Stupisce perciò la vulnerabilità che Roma sta manifestando in questi giorni. Come narro nel mio ultimo libro, Bombe d’acqua, gli antichi romani sono stati i precursori dell’ingegneria dell’acqua nella storia del mondo occidentale: la diga in muratura a gravità di Subiaco, che faceva parte di un sistema di tre dighe costruite dall’imperatore Nerone sull’Aniene, stabilì un record mondiale di altezza (50 metri) mai superato, fino alla distruzione del manufatto a causa della piena del 1305.

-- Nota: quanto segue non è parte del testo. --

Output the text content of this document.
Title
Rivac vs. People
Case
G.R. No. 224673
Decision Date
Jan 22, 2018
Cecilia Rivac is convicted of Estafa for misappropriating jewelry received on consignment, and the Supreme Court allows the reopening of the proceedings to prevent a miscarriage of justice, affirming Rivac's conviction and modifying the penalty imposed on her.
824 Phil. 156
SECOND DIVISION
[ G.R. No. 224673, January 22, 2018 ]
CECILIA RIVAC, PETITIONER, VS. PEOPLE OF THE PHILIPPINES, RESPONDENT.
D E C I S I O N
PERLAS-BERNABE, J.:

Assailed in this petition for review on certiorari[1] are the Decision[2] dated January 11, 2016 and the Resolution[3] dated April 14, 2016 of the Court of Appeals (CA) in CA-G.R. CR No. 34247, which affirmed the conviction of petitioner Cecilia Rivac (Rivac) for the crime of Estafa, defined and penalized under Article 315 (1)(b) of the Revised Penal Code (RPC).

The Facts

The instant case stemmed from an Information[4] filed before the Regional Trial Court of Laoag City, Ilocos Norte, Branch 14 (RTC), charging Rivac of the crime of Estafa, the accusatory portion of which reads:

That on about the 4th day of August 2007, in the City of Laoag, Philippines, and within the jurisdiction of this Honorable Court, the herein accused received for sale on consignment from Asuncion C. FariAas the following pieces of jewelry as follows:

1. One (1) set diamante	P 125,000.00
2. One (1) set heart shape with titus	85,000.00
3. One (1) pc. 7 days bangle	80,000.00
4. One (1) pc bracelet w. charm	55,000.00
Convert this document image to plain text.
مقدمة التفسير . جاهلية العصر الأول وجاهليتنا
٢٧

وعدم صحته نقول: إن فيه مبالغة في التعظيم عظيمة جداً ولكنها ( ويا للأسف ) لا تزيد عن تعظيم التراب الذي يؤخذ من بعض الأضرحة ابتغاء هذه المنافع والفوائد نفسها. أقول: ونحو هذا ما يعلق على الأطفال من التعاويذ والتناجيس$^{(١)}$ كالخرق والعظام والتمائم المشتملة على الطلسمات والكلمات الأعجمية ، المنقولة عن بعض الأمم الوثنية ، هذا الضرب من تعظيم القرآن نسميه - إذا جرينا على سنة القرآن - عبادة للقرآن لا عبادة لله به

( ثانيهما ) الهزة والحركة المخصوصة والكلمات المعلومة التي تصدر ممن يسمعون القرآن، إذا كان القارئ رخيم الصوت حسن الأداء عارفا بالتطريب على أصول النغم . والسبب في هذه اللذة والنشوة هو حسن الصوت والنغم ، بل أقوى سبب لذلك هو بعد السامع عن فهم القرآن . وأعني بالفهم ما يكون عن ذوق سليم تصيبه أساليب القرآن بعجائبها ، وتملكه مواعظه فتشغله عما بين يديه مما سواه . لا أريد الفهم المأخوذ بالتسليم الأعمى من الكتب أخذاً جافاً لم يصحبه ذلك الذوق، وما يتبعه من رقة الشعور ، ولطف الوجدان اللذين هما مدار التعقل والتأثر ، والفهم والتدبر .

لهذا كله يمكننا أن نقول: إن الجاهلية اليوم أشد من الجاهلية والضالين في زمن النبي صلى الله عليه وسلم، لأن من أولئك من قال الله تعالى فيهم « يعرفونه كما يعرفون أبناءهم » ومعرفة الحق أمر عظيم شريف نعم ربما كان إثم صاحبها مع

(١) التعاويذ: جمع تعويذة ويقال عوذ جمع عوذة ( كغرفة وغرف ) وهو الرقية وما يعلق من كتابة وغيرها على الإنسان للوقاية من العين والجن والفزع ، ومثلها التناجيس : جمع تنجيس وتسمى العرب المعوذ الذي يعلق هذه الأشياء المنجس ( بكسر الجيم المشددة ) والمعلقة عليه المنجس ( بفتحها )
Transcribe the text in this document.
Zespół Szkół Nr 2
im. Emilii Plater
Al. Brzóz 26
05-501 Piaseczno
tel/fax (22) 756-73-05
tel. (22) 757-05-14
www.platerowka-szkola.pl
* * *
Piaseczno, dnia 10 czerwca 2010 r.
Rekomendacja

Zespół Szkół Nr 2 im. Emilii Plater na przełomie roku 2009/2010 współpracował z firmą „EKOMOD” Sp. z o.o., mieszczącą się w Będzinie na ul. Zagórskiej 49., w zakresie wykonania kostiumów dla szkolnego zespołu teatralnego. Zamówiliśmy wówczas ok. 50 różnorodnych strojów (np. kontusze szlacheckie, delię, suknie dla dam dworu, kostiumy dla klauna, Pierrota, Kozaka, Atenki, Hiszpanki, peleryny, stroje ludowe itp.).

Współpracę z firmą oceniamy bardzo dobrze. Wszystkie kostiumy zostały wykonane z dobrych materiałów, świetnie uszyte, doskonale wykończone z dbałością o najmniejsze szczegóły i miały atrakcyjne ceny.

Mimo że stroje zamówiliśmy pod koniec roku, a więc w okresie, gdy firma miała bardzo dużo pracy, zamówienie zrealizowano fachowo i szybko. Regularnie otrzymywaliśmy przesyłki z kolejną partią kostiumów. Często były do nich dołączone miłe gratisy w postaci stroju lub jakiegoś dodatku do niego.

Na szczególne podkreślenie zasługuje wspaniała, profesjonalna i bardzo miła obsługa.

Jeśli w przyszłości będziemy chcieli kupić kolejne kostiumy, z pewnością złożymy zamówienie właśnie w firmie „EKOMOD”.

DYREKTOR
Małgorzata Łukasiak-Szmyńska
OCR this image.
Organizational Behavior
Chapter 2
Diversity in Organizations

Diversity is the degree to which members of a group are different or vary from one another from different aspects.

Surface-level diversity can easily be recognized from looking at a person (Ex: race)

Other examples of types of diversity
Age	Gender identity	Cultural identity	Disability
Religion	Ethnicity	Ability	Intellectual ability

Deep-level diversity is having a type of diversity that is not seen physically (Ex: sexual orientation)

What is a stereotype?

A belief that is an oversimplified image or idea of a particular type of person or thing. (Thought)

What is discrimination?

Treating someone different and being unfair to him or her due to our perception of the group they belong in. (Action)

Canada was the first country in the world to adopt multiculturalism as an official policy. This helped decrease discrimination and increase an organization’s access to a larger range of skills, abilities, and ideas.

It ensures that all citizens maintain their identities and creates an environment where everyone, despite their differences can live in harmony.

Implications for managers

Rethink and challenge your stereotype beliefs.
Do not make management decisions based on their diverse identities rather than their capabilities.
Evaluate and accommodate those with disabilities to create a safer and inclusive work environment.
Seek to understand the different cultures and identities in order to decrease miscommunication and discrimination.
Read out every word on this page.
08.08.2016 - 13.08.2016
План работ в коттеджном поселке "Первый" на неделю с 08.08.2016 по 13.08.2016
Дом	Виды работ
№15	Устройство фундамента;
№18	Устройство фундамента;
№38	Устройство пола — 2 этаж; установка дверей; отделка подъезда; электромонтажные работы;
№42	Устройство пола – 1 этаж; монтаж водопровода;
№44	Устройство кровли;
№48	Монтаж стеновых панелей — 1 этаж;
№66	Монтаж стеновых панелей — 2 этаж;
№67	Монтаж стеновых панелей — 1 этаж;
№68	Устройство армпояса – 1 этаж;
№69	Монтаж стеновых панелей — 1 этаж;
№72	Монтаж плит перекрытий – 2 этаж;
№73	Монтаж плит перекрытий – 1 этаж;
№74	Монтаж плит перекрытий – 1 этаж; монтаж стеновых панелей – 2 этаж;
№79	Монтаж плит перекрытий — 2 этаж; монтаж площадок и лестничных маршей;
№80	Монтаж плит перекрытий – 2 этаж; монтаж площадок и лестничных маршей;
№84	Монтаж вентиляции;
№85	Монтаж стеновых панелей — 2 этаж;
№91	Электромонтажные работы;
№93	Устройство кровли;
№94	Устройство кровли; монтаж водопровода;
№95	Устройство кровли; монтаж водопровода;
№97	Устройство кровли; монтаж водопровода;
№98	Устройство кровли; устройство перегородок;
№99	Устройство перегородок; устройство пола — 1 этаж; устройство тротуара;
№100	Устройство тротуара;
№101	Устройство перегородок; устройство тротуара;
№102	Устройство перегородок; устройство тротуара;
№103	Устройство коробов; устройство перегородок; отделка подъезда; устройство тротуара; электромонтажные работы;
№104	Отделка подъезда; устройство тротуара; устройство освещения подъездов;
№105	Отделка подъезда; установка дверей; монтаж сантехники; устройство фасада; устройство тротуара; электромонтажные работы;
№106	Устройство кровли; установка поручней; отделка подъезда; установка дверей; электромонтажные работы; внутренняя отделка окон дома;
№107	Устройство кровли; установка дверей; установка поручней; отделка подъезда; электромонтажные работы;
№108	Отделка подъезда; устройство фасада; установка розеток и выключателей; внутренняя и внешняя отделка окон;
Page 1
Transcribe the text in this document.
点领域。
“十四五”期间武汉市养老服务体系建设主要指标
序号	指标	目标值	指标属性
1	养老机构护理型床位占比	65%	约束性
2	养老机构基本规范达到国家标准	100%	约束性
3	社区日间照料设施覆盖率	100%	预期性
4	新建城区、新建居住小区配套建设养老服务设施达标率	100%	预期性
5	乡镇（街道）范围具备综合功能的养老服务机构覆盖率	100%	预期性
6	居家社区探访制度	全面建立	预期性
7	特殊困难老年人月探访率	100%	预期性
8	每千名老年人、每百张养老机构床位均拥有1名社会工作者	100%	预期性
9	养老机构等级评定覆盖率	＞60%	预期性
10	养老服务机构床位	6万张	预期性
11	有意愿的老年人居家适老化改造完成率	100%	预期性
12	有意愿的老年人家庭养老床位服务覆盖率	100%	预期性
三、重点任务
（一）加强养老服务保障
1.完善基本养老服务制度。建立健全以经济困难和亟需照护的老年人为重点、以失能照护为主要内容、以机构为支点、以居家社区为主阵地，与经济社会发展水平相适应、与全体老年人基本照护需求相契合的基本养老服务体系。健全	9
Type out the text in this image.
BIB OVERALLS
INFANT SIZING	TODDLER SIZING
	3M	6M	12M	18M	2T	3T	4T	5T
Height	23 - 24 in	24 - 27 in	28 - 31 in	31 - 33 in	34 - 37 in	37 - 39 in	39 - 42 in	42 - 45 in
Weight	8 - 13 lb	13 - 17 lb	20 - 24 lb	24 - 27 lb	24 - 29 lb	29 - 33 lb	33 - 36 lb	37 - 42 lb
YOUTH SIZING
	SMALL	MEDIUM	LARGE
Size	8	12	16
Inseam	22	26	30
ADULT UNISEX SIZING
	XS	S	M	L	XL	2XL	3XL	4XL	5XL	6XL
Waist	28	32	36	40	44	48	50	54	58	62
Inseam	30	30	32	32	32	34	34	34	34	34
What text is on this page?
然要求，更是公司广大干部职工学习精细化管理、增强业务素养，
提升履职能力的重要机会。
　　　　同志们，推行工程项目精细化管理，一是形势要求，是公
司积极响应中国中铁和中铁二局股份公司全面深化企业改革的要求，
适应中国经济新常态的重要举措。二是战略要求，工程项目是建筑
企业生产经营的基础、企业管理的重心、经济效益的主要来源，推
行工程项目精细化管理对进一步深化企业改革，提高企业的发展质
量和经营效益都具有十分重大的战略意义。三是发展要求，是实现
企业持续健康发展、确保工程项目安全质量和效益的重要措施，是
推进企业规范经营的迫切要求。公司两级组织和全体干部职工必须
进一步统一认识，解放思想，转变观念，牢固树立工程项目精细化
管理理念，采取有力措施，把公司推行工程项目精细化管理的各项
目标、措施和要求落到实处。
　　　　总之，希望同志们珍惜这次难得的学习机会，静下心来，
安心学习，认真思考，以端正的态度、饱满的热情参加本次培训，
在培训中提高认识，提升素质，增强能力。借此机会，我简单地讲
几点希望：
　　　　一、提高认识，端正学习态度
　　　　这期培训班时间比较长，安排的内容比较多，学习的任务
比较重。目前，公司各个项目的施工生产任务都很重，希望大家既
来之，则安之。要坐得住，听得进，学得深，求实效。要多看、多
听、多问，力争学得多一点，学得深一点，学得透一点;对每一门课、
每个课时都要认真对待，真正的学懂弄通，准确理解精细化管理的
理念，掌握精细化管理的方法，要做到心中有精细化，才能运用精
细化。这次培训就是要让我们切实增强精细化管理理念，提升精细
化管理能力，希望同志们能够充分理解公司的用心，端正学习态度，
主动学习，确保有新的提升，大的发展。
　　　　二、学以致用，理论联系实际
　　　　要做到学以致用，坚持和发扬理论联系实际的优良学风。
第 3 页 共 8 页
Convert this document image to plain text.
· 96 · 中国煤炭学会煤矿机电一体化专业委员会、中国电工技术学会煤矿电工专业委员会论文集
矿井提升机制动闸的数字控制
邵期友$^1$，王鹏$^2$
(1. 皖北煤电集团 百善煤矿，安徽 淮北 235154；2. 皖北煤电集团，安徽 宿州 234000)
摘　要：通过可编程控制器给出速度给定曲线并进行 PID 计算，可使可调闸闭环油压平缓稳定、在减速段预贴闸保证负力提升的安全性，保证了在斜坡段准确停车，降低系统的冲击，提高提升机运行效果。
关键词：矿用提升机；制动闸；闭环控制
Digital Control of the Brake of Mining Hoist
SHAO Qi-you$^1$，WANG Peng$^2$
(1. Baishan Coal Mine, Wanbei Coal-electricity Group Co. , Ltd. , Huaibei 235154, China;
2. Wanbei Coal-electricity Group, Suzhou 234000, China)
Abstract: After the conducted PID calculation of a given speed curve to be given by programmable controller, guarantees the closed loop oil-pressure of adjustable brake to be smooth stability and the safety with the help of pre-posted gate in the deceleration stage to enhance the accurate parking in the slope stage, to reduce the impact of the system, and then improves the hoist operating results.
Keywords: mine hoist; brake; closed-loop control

I romani costruirono i grandi ponti non per il passaggio dei carri, ma per il trasporto dell’acqua, come mostra la madre di tutte le nostre banconote, quella da cinque euro. Per i Romani, il simbolo della ricchezza non era tanto l’oro, quanto l’abbondanza d’acqua. E il 23 luglio, giorno dei Neptunalia, veneravano il dio entro un ciclo festivo teso alla propiziazione divina di fronte ai pericoli della siccità.

Noi ci accorgiamo del valore dell’acqua soltanto quando manca: un valore che non ha prezzo.

Nota bene: a Roma esistono 11 antichi acquedotti di epoca romana e cinque più recenti, di epoca rinascimentale e moderna. I dati Istat indicano una diminuzione del 25% dei consumi idropotabili dal 2001 al 2011, il 10% legato ai cambiamenti tecnologi. Se Roma consuma circa 300 litri al giorno per abitante, come riportano le gazzette di questi giorni, si può stimare in circa 860 mila meri cubi il consumo cittadino, che corrisponde a circa 15 millimetri di caduta del livello del lago di Bracciano, la più grande riserva naturale della città, che si estende per più di 56 chilometri quadrati.